Anyway, it’s time for some exciting news. My wife received the sign-up notification email from StashAway Singapore that she can now set up her robo-advisor account with them. The main reason for my wife going with StashAway Singapore instead of Smartly Singapore is due to the lower fees as the investment amounts increase to significant levels. We should be building up her robo-advisor account more quickly than mine since most of our current Monthly Investment Plans (MIPs) are using my bank accounts. Hence, it’s critical that the fees she pay are lower for large investment amounts.
I know the portfolio/asset allocation framework is different between StashAway Singapore and Smartly Singapore. Since we can’t accurately compare the returns from these different portfolio/asset allocation frameworks at this stage, we have to go with the pricing structure as the main point of consideration. After all, the plan is for my wife to go with one robo-advisor (StashAway Singapore) and for me to go with the other robo-advisor (Smartly Singapore). As we work out which portfolio/asset allocation framework is superior over time or if the pricing structures change, we might amend our funds allocation accordingly.
Since I am still waiting for my sign-up notification email from Smartly Singapore, I might write about my wife’s experience setting up her robo-advisor account with StashAway Singapore. The onboarding process was smooth and we found the additional questions on our income, expenses, net worth and investment aims useful in the goal-setting and risk allocation of the portfolio. For my wife’s account, she went with a very aggressive General Investing portfolio. It has a higher proportion of growth Exchange Traded Funds (ETFs) compared to protective ETFs.

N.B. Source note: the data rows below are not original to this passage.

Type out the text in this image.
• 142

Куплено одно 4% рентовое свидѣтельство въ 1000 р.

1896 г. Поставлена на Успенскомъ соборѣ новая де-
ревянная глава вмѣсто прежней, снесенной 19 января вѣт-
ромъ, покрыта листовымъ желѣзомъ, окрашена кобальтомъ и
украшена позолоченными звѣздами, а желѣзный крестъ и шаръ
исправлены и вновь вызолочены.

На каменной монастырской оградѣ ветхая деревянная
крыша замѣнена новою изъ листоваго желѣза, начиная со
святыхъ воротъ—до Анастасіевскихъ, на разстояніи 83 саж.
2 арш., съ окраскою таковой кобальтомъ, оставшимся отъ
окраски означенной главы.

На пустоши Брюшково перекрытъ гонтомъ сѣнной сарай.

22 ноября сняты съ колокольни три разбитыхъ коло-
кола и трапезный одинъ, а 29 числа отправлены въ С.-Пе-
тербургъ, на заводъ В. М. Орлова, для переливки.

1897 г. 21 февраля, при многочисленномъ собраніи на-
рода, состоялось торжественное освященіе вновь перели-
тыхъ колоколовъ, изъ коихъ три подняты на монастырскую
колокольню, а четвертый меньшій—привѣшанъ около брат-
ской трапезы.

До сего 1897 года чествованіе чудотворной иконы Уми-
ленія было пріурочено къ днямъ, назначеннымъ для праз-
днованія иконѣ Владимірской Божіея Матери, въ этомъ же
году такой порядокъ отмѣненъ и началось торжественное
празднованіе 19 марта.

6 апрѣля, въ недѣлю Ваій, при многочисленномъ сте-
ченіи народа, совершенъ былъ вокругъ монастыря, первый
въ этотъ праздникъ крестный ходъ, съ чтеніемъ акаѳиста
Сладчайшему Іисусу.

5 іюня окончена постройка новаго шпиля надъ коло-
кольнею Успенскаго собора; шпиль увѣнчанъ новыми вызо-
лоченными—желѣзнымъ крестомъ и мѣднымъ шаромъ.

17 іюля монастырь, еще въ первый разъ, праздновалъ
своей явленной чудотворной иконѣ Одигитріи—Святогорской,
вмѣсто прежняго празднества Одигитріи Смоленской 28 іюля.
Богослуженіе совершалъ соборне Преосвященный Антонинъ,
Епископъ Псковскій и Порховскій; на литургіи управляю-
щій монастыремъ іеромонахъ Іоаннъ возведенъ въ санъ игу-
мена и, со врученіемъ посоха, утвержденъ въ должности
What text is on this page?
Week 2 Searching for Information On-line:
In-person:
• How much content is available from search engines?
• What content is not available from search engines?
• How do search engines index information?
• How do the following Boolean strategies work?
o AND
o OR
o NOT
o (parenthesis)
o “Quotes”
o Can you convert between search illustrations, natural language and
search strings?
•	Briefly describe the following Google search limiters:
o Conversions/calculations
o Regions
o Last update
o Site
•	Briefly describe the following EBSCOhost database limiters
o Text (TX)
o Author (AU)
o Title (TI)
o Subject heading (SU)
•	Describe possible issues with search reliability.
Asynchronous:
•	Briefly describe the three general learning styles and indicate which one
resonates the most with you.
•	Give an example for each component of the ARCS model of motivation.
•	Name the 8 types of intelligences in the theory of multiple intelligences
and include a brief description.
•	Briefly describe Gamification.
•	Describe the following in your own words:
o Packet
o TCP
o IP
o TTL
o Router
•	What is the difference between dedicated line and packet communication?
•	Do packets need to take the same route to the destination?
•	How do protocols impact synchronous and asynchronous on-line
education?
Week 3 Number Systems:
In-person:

The asset allocations of this very aggressive General Investing portfolio in relation to the various growth and protective ETFs are interesting, especially those listed on the New York Stock Exchange (NYSE). Given that the holdings of our current foreign ETFs listed on the London Stock Exchange (LSE) do not overlap much with that in the robo-advisor account with StashAway Singapore, it’s a good start.
We have taken a conservative approach and only made a one-time funds transfer of S$100 into the account. Just to test out when and how this cash amount is invested. After we gain a better understanding of the logistics, we should commence monthly funds transfers into the account to automate the investment process. Will provide more updates as we get more advanced in our knowledge of the account.